Summary: Background: The prevalence of tuberculosis among men who work in the gold mines of South Africa is among the highest in the world, but a fraction of miners demonstrate consistently negative results upon tuberculin skin test (TST) and IFN-γ release assay (IGRA). We hypothesized that these “resisters” (RSTRs) may display unconventional immune signatures of exposure to M. tuberculosis (M.tb). Methods: In a cohort of RSTRs and matched controls with latent TB infection (LTBI), we profiled the functional breadth of M.tb antigen-specific T cell and antibody responses using multi-parameter flow cytometry and systems serology, respectively. Findings: RSTRs and LTBI controls both exhibited IFN-γ independent T-cell and IgG antibody responses to M.tb-specific antigens ESAT-6 and CFP-10. Antigen-specific antibody Fc galactosylation and sialylation were higher among RSTRs. In a combined T-cell and antibody analysis, M.tb lysate-stimulated TNF secretion by T cells correlated positively with levels of purified protein derivative-specific IgG. A multivariate model of the combined data was able to differentiate RSTR and LTBI subjects. Interpretation: IFN-γ independent immune signatures of exposure to M.tb, which are not detected by approved clinical diagnostics, are readily detectable in an occupational cohort uniquely characterized by intense and long-term infection pressure. Further, TNF may mediate a coordinated response between M.tb-specific T-cells and B-cells.
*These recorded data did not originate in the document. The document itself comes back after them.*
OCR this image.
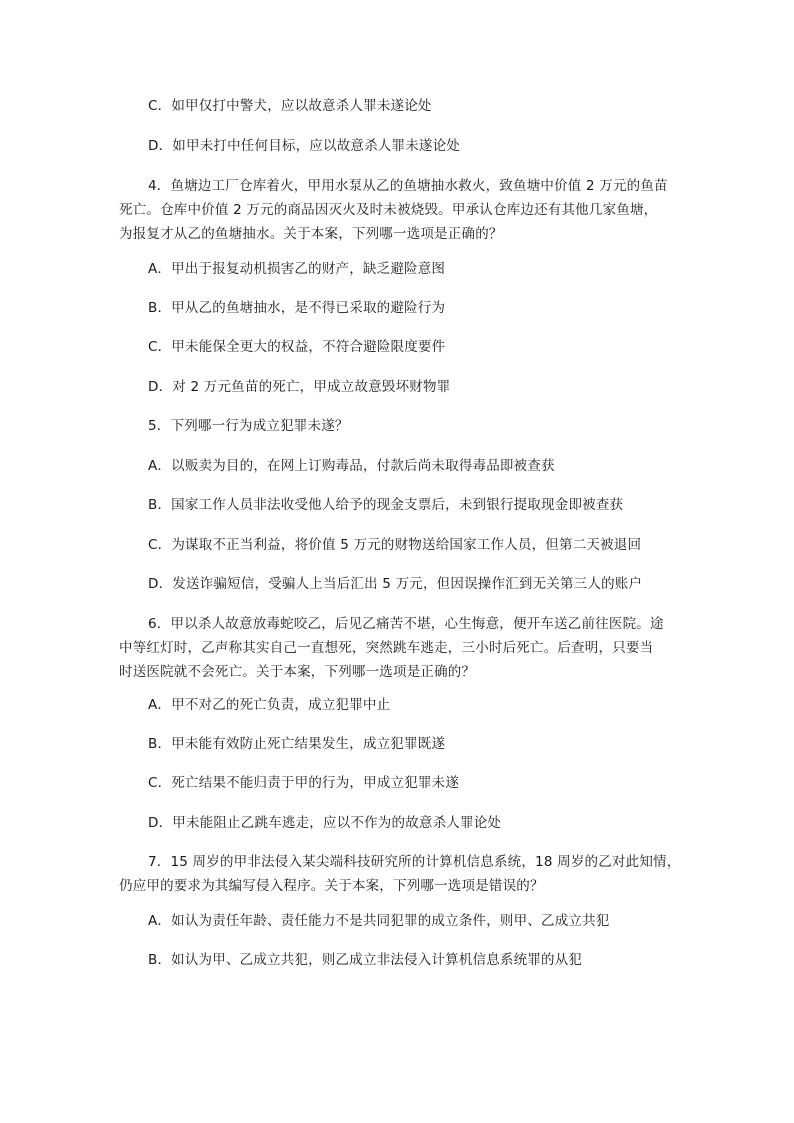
C．如甲仅打中警犬，应以故意杀人罪未遂论处
D．如甲未打中任何目标，应以故意杀人罪未遂论处
4．鱼塘边工厂仓库着火，甲用水泵从乙的鱼塘抽水救火，致鱼塘中价值 2 万元的鱼苗
死亡。仓库中价值 2 万元的商品因灭火及时未被烧毁。甲承认仓库边还有其他几家鱼塘，
为报复才从乙的鱼塘抽水。关于本案，下列哪一选项是正确的？
A．甲出于报复动机损害乙的财产，缺乏避险意图
B．甲从乙的鱼塘抽水，是不得已采取的避险行为
C．甲未能保全更大的权益，不符合避险限度要件
D．对 2 万元鱼苗的死亡，甲成立故意毁坏财物罪
5．下列哪一行为成立犯罪未遂？
A．以贩卖为目的，在网上订购毒品，付款后尚未取得毒品即被查获
B．国家工作人员非法收受他人给予的现金支票后，未到银行提取现金即被查获
C．为谋取不正当利益，将价值 5 万元的财物送给国家工作人员，但第二天被退回
D．发送诈骗短信，受骗人上当后汇出 5 万元，但因误操作汇到无关第三人的账户
6．甲以杀人故意放毒蛇咬乙，后见乙痛苦不堪，心生悔意，便开车送乙前往医院。途
中等红灯时，乙声称其实自己一直想死，突然跳车逃走，三小时后死亡。后查明，只要当
时送医院就不会死亡。关于本案，下列哪一选项是正确的？
A．甲不对乙的死亡负责，成立犯罪中止
B．甲未能有效防止死亡结果发生，成立犯罪既遂
C．死亡结果不能归责于甲的行为，甲成立犯罪未遂
D．甲未能阻止乙跳车逃走，应以不作为的故意杀人罪论处
7．15 周岁的甲非法侵入某尖端科技研究所的计算机信息系统，18 周岁的乙对此知情，
仍应甲的要求为其编写侵入程序。关于本案，下列哪一选项是错误的？
A．如认为责任年龄、责任能力不是共同犯罪的成立条件，则甲、乙成立共犯
B．如认为甲、乙成立共犯，则乙成立非法侵入计算机信息系统罪的从犯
Funding: This work was supported by the US National Institutes of Health (R01-AI124348 to Boom, Stein, and Hawn; R01-AI125189 and R01-AI146072 to Seshadri; and 75N93019C00071 to Fortune, Alter, Seshadri, and Boom), the Doris Duke Charitable Foundation (Davies), the Bill & Melinda Gates Foundation (OPP1151836 and OPP1109001 to Hawn; and OPP1151840 to Alter), Mass Life Science Foundation (Fortune), and Good Ventures Fund (Fortune).